Aufwärts…

Nach zwei drei mühsamen Tagen mit viel Husten, etwas Fieber und tropfender Nase ist nur noch eine Bronchitis, notabene eine typische Radfahrerkrankheit, übriggeblieben. Die werde ich in den kommenden Tagen „raushusten“ und hoffe, dass ich das ohne den Einsatz von Antibiotika schaffe. Leider ist der Giro d’Italia erst heute gestartet. Jetzt wo ich doch Zeit gehabt hätte so eine richtig deftige Dolomitenetappe live am Fernseher zu verfolgen. Schade. Ich habe mich über die tolle Leistungen der BMC- Fahrer von Andy Rihs gefreut.

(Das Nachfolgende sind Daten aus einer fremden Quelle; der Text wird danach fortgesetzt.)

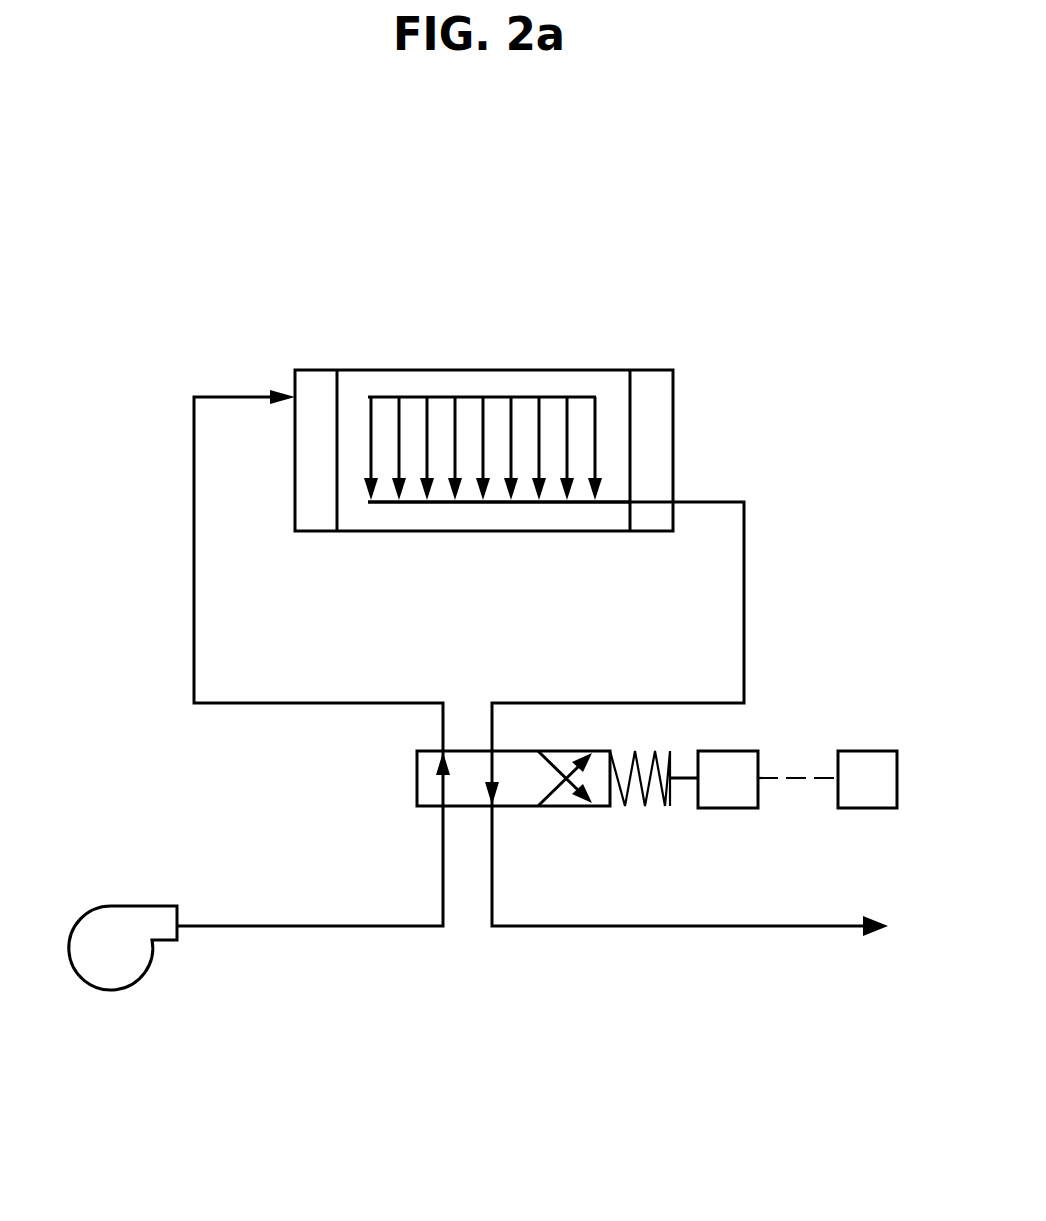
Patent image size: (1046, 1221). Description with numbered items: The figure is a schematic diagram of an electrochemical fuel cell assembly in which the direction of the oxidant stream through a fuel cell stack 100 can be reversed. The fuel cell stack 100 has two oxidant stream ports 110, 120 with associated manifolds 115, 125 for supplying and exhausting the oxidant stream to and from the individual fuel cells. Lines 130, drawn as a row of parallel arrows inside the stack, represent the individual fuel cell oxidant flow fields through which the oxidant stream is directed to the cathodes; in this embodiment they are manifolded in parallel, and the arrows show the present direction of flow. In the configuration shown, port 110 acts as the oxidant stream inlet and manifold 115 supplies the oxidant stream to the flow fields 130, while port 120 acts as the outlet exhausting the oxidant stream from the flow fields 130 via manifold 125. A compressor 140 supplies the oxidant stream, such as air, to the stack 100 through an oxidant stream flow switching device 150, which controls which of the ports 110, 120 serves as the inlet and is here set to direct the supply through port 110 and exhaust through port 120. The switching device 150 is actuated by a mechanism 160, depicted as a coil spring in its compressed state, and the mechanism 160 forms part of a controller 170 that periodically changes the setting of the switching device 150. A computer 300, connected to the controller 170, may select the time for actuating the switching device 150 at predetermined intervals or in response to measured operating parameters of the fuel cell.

Nach all den harten Tagen die Andy hatte, freut mich dieses Ergebnis umso mehr!

Ich werde immer wieder angefragt ob ich nicht irgendwelche Trainingstipps habe. Habe ich und gebe diese, in allegemeiner Form, gerne weiter. Mit allgemeiner Form meine ich dass ich nur Informationen weitergebe die man meistens auch an anderen Orten einholen kann. Detaillierte Auskünfte, Trainingspläne und Anweisungen sind allein meinen (zahlenden) Kunden vorbehalten! (Nniemanden wird gehindert mein Kunde zu werden 🙂

Was ich trotzdem, auf vielseitigen Wunsch,  veröfftenliche ist ein Rahmenplan für jemanden der einen MTB-Marathon bewältigen will, inklusive einem passenden groben Ernährungsplan. Den Ernährungsplan stammt aus einer Italienischen „Profischmiede“. In Italien ist man in dieser Beziehung recht rigoros, immer und überall wird versucht Gewicht zu reduzieren, und man versucht auch so einfach als möglich, was die Gerichte angeht, zu bleiben. Für berufstätige und Hobbysportler mit knappen Zeitbudget, nahezu ideal.

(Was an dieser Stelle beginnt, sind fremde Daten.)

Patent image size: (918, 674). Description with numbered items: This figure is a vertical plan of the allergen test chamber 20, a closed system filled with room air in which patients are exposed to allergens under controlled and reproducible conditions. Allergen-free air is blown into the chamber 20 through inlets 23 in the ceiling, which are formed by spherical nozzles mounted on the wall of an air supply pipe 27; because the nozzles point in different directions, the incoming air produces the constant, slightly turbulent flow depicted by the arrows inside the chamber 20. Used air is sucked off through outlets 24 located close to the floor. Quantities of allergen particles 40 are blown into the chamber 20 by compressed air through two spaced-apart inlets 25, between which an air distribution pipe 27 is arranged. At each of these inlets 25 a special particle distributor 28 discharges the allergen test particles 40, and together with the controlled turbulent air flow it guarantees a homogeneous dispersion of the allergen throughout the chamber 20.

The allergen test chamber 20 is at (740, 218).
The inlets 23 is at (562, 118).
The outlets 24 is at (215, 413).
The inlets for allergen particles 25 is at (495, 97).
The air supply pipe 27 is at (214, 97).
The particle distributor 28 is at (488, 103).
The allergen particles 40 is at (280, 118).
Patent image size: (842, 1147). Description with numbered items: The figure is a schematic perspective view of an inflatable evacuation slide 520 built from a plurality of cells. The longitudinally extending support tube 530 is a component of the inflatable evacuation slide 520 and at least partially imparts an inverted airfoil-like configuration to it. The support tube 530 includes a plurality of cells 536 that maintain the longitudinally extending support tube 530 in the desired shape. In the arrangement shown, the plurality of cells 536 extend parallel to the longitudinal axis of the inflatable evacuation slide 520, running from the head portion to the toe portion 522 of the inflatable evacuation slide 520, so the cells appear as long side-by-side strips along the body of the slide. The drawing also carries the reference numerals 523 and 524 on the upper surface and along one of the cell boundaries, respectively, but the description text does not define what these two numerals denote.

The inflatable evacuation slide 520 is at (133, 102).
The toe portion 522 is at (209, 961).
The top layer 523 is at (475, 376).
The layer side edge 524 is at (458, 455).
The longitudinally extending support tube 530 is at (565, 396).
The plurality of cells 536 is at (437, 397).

Also auf den Seiten: Training und Ernährung folgt demnächst mehr.

Trainingslager…

Seit vier Tagen trainiere ich im Südtirol. Genau in Eppan an der Weinstrasse. Nachdem ich bisher oft im Vinschgau trainiert habe, versuchte ich es ein paar km südlicher. Fazit: ein guter Entscheid und ein voller Erfolg. Heute war ich mit dem Rennrad, der Etsch entlang, unterwegs nach Meran und wieder retour. 80km lockerers fahren mit dutzenden von Radsportverrückten Tifosis.